Some Chabad followers believe Schneerson, the late grand rabbi, is the Messiah.

Schneerson, who led Chabad for more than 40 years before his death in 1994, was a charismatic and influential leader who transformed the movement. His legacy has remained so powerful within Chabad that the movement has not named a new grand rabbi since his passing. Some Chabad Hasidim believe he is the Messiah and will return to the world.

The belief spawned a “messianist” faction within the movement. But many emissaries do not believe in Schneerson as Messiah and do not teach that belief at their Chabad centers.

Chabad rabbis have become connected to powerful officials globally, including Vladimir Putin and Jared Kushner and Ivanka Trump.

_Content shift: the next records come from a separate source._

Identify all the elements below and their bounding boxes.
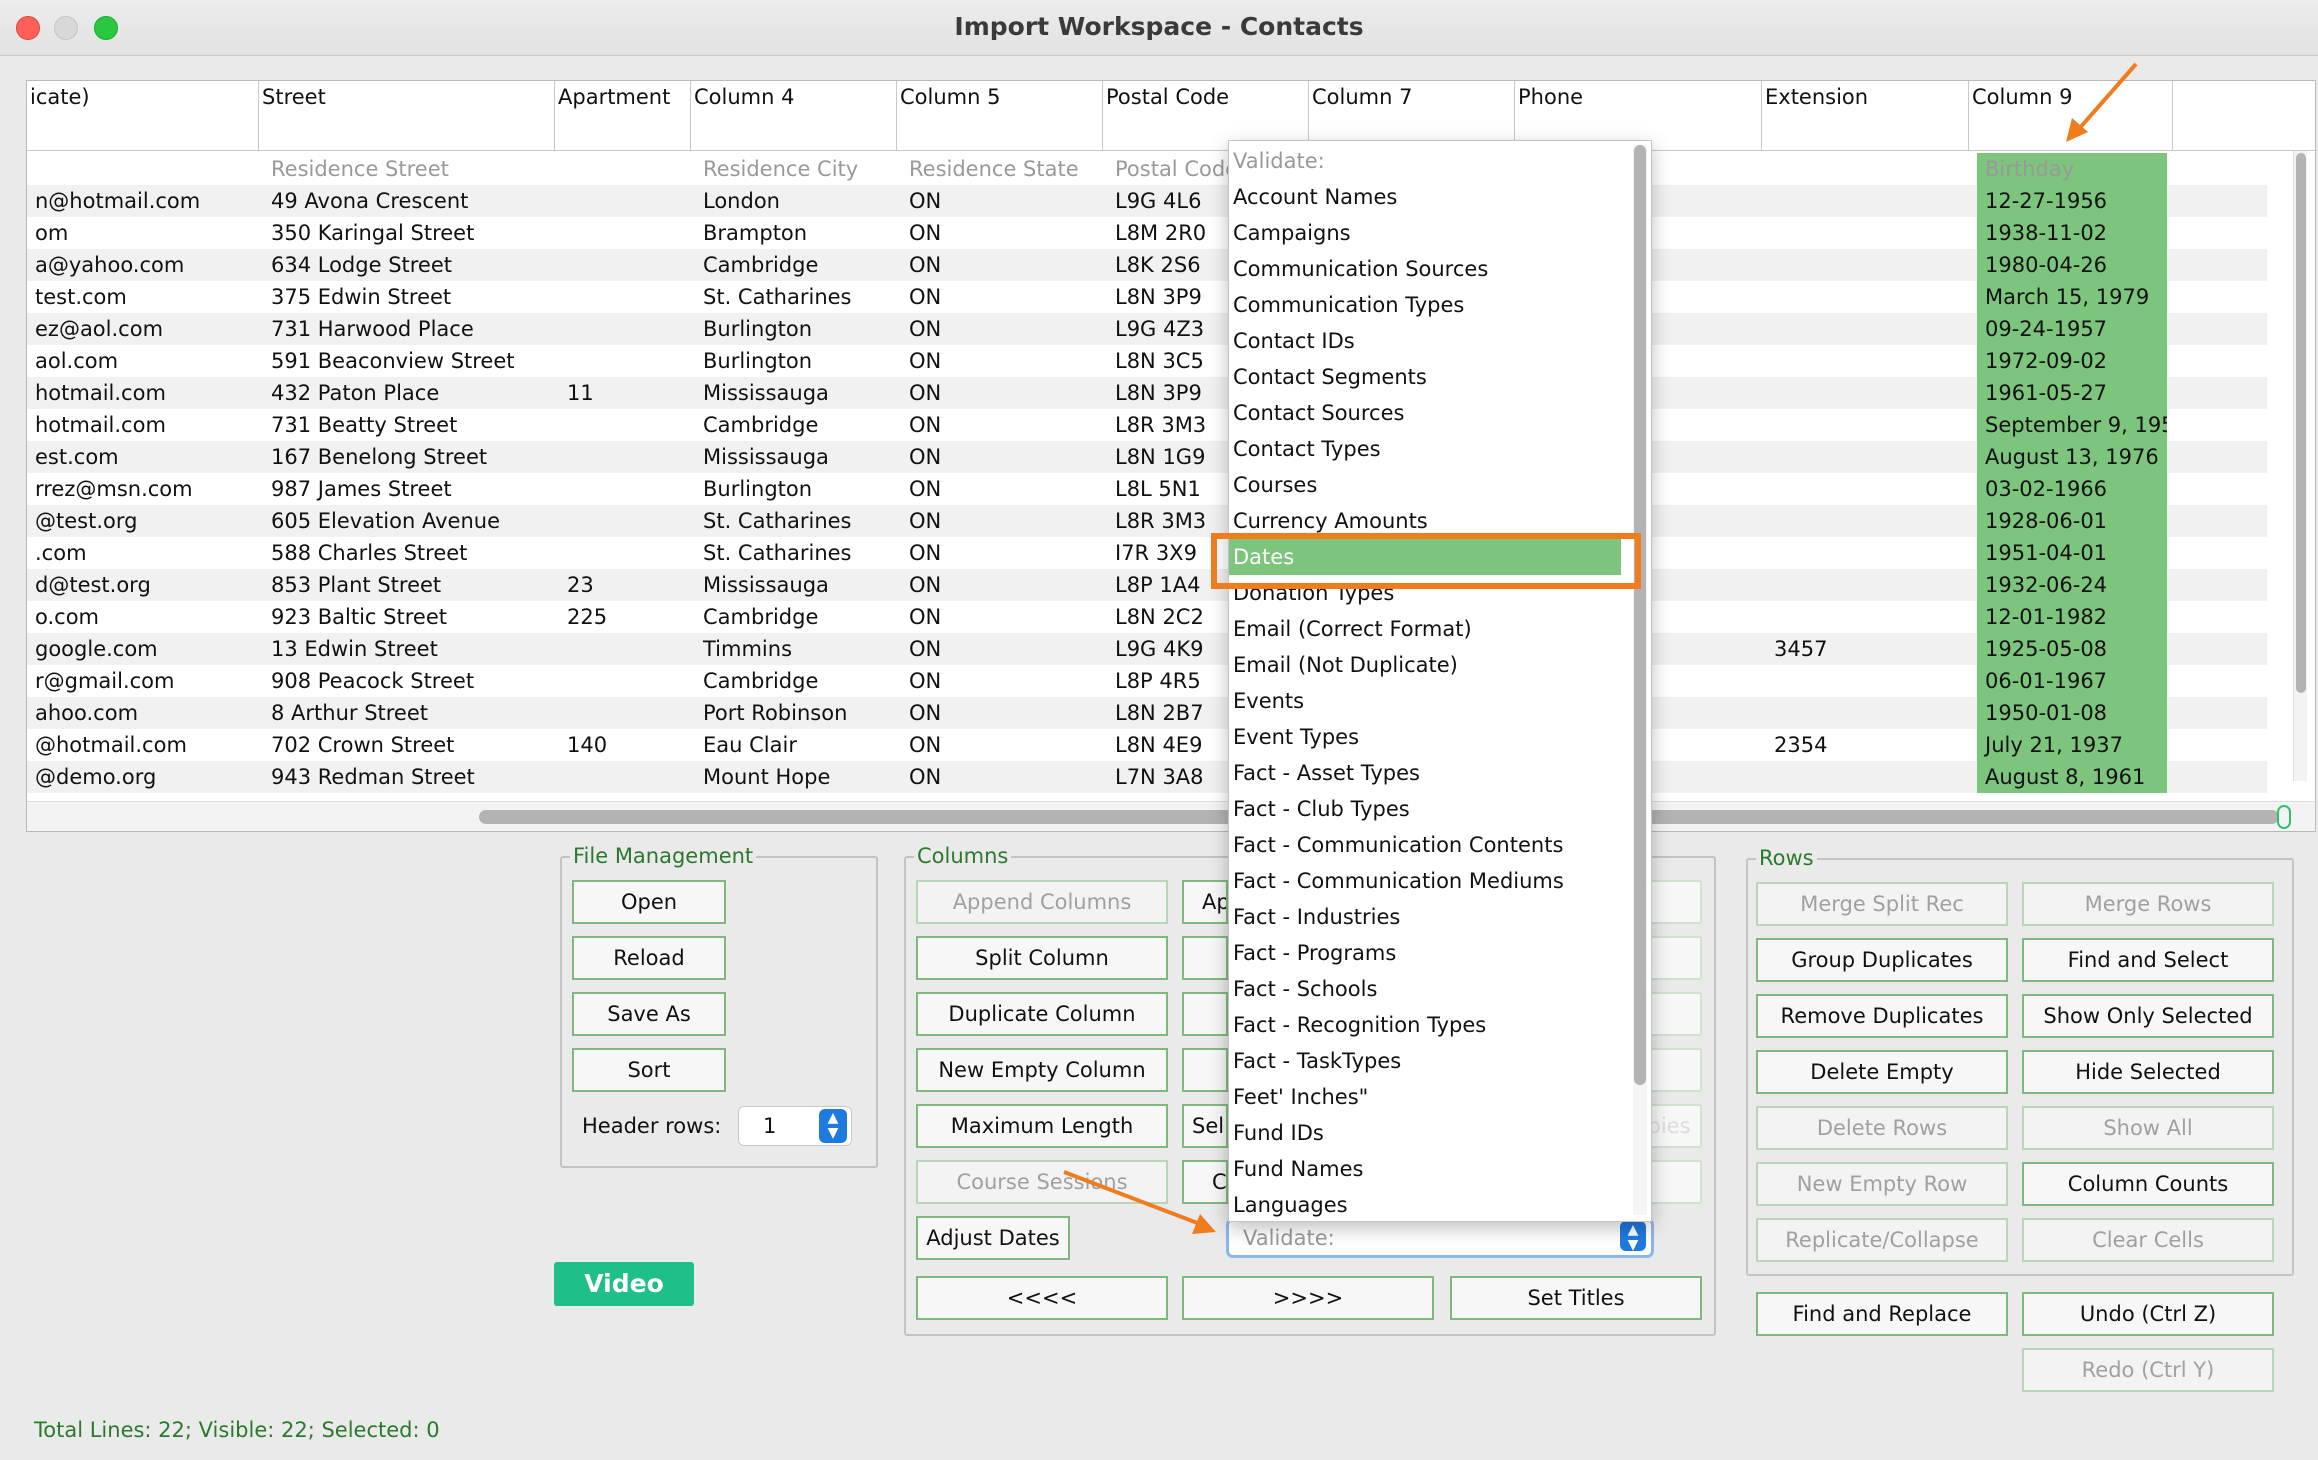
annotation-arrows (1063, 62, 2138, 1234)
validate-arrow-icon (1063, 1170, 1216, 1234)
column9-arrow-icon (2066, 62, 2138, 142)
status-bar: Total Lines: 22; Visible: 22; Selected: … (34, 1418, 440, 1442)
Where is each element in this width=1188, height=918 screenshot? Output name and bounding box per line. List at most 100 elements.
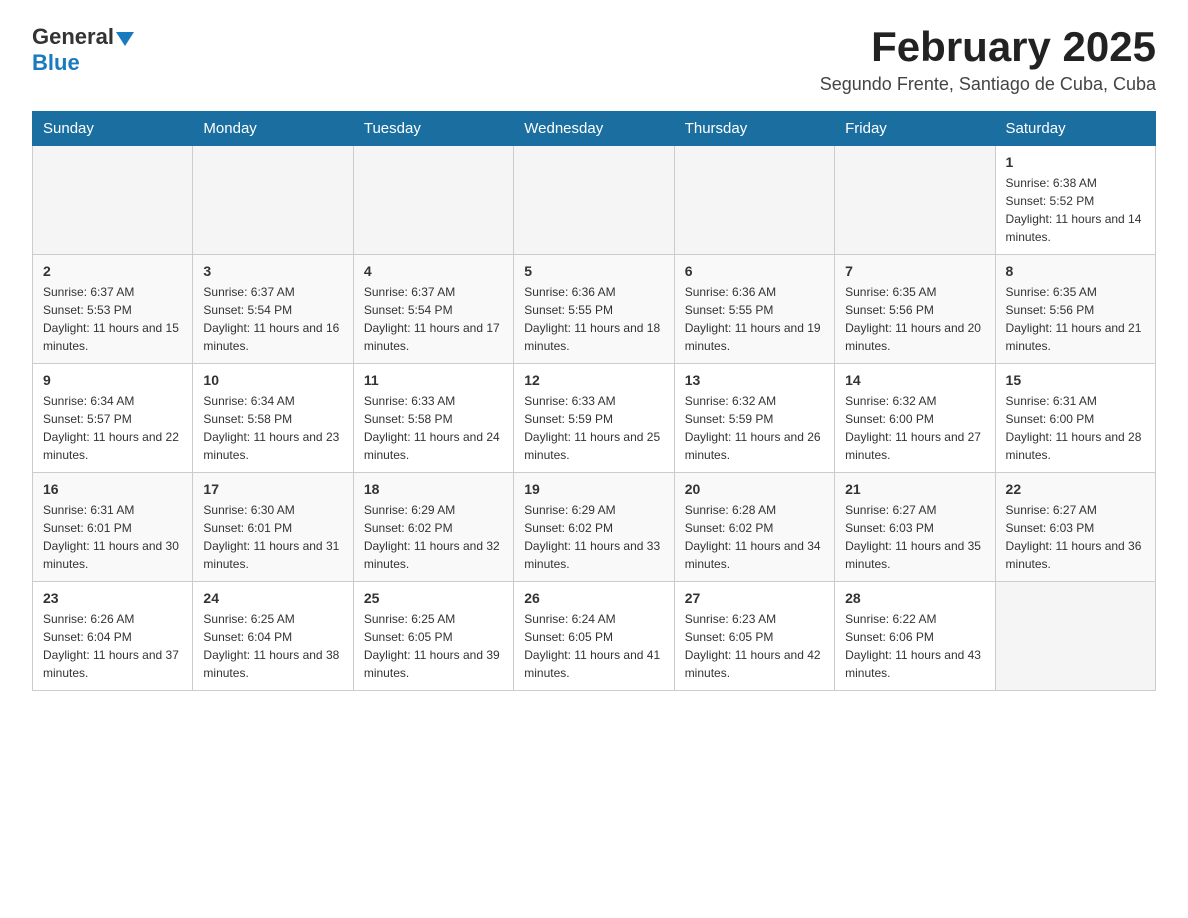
- day-number: 27: [685, 590, 824, 606]
- day-info: Sunrise: 6:23 AMSunset: 6:05 PMDaylight:…: [685, 610, 824, 682]
- day-info: Sunrise: 6:33 AMSunset: 5:58 PMDaylight:…: [364, 392, 503, 464]
- calendar-header: SundayMondayTuesdayWednesdayThursdayFrid…: [33, 112, 1156, 146]
- day-info: Sunrise: 6:37 AMSunset: 5:54 PMDaylight:…: [364, 283, 503, 355]
- calendar-cell: [33, 146, 193, 255]
- calendar-cell: 28 Sunrise: 6:22 AMSunset: 6:06 PMDayligh…: [835, 582, 995, 691]
- calendar-table: SundayMondayTuesdayWednesdayThursdayFrid…: [32, 111, 1156, 691]
- day-of-week-header: Friday: [835, 112, 995, 146]
- day-of-week-header: Thursday: [674, 112, 834, 146]
- month-title: February 2025: [820, 24, 1156, 70]
- day-info: Sunrise: 6:31 AMSunset: 6:01 PMDaylight:…: [43, 501, 182, 573]
- day-number: 3: [203, 263, 342, 279]
- calendar-cell: 18Sunrise: 6:29 AMSunset: 6:02 PMDayligh…: [353, 473, 513, 582]
- calendar-cell: 8 Sunrise: 6:35 AMSunset: 5:56 PMDaylight…: [995, 255, 1155, 364]
- day-number: 10: [203, 372, 342, 388]
- day-info: Sunrise: 6:32 AMSunset: 6:00 PMDaylight:…: [845, 392, 984, 464]
- calendar-cell: 6 Sunrise: 6:36 AMSunset: 5:55 PMDaylight…: [674, 255, 834, 364]
- day-number: 9: [43, 372, 182, 388]
- day-number: 13: [685, 372, 824, 388]
- day-info: Sunrise: 6:37 AMSunset: 5:54 PMDaylight:…: [203, 283, 342, 355]
- day-number: 12: [524, 372, 663, 388]
- calendar-cell: 3 Sunrise: 6:37 AMSunset: 5:54 PMDaylight…: [193, 255, 353, 364]
- calendar-cell: 1 Sunrise: 6:38 AMSunset: 5:52 PMDaylight…: [995, 146, 1155, 255]
- day-number: 18: [364, 481, 503, 497]
- calendar-cell: 2Sunrise: 6:37 AMSunset: 5:53 PMDaylight…: [33, 255, 193, 364]
- calendar-cell: [995, 582, 1155, 691]
- day-number: 7: [845, 263, 984, 279]
- day-number: 4: [364, 263, 503, 279]
- calendar-cell: 21Sunrise: 6:27 AMSunset: 6:03 PMDayligh…: [835, 473, 995, 582]
- day-number: 22: [1006, 481, 1145, 497]
- day-info: Sunrise: 6:38 AMSunset: 5:52 PMDaylight:…: [1006, 174, 1145, 246]
- day-number: 17: [203, 481, 342, 497]
- calendar-cell: 27 Sunrise: 6:23 AMSunset: 6:05 PMDayligh…: [674, 582, 834, 691]
- day-number: 25: [364, 590, 503, 606]
- day-info: Sunrise: 6:36 AMSunset: 5:55 PMDaylight:…: [685, 283, 824, 355]
- calendar-cell: 11 Sunrise: 6:33 AMSunset: 5:58 PMDayligh…: [353, 364, 513, 473]
- day-number: 19: [524, 481, 663, 497]
- calendar-cell: 25 Sunrise: 6:25 AMSunset: 6:05 PMDayligh…: [353, 582, 513, 691]
- day-info: Sunrise: 6:26 AMSunset: 6:04 PMDaylight:…: [43, 610, 182, 682]
- day-number: 16: [43, 481, 182, 497]
- calendar-cell: 22 Sunrise: 6:27 AMSunset: 6:03 PMDayligh…: [995, 473, 1155, 582]
- calendar-cell: 17Sunrise: 6:30 AMSunset: 6:01 PMDayligh…: [193, 473, 353, 582]
- day-number: 6: [685, 263, 824, 279]
- day-number: 20: [685, 481, 824, 497]
- day-info: Sunrise: 6:25 AMSunset: 6:04 PMDaylight:…: [203, 610, 342, 682]
- calendar-cell: 15 Sunrise: 6:31 AMSunset: 6:00 PMDayligh…: [995, 364, 1155, 473]
- day-number: 15: [1006, 372, 1145, 388]
- day-info: Sunrise: 6:27 AMSunset: 6:03 PMDaylight:…: [1006, 501, 1145, 573]
- calendar-cell: [193, 146, 353, 255]
- calendar-cell: [835, 146, 995, 255]
- calendar-cell: 9 Sunrise: 6:34 AMSunset: 5:57 PMDaylight…: [33, 364, 193, 473]
- calendar-cell: 10 Sunrise: 6:34 AMSunset: 5:58 PMDayligh…: [193, 364, 353, 473]
- day-info: Sunrise: 6:22 AMSunset: 6:06 PMDaylight:…: [845, 610, 984, 682]
- day-of-week-header: Wednesday: [514, 112, 674, 146]
- day-number: 14: [845, 372, 984, 388]
- logo-general-text: General: [32, 24, 114, 50]
- day-of-week-header: Saturday: [995, 112, 1155, 146]
- calendar-cell: 4 Sunrise: 6:37 AMSunset: 5:54 PMDaylight…: [353, 255, 513, 364]
- calendar-cell: [353, 146, 513, 255]
- day-info: Sunrise: 6:24 AMSunset: 6:05 PMDaylight:…: [524, 610, 663, 682]
- day-info: Sunrise: 6:25 AMSunset: 6:05 PMDaylight:…: [364, 610, 503, 682]
- calendar-cell: 14 Sunrise: 6:32 AMSunset: 6:00 PMDayligh…: [835, 364, 995, 473]
- logo: General Blue: [32, 24, 134, 76]
- calendar-cell: 26 Sunrise: 6:24 AMSunset: 6:05 PMDayligh…: [514, 582, 674, 691]
- title-block: February 2025 Segundo Frente, Santiago d…: [820, 24, 1156, 95]
- day-number: 11: [364, 372, 503, 388]
- calendar-week-row: 2Sunrise: 6:37 AMSunset: 5:53 PMDaylight…: [33, 255, 1156, 364]
- day-number: 26: [524, 590, 663, 606]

Chabad operates as a loose network, and emissaries for the most part tend to work independently — responsible for their own programming, fundraising and priorities. But some Chabad rabbis have become connected to powerful people.

Berel Lazar, for instance, one of two chief rabbis of Russia, is an ally of Russian President Vladimir Putin. Chabad ran a clandestine network of emissaries in the Soviet Union and has grown in Russia since the USSR’s collapse three decades ago.

And in Washington, D.C., Jared Kushner and Ivanka Trump attend a Chabad synagogue. Kushner, President Donald Trump’s son-in-law and senior adviser, has been involved with Chabad since he was a student at Harvard University.

Relations between Chabad and other Jewish religious denominations are sometimes strained over turf and philosophical issues, but the other movements have also looked to Chabad as an example in outreach programming, and using the internet and social media to engage unaffiliated Jews.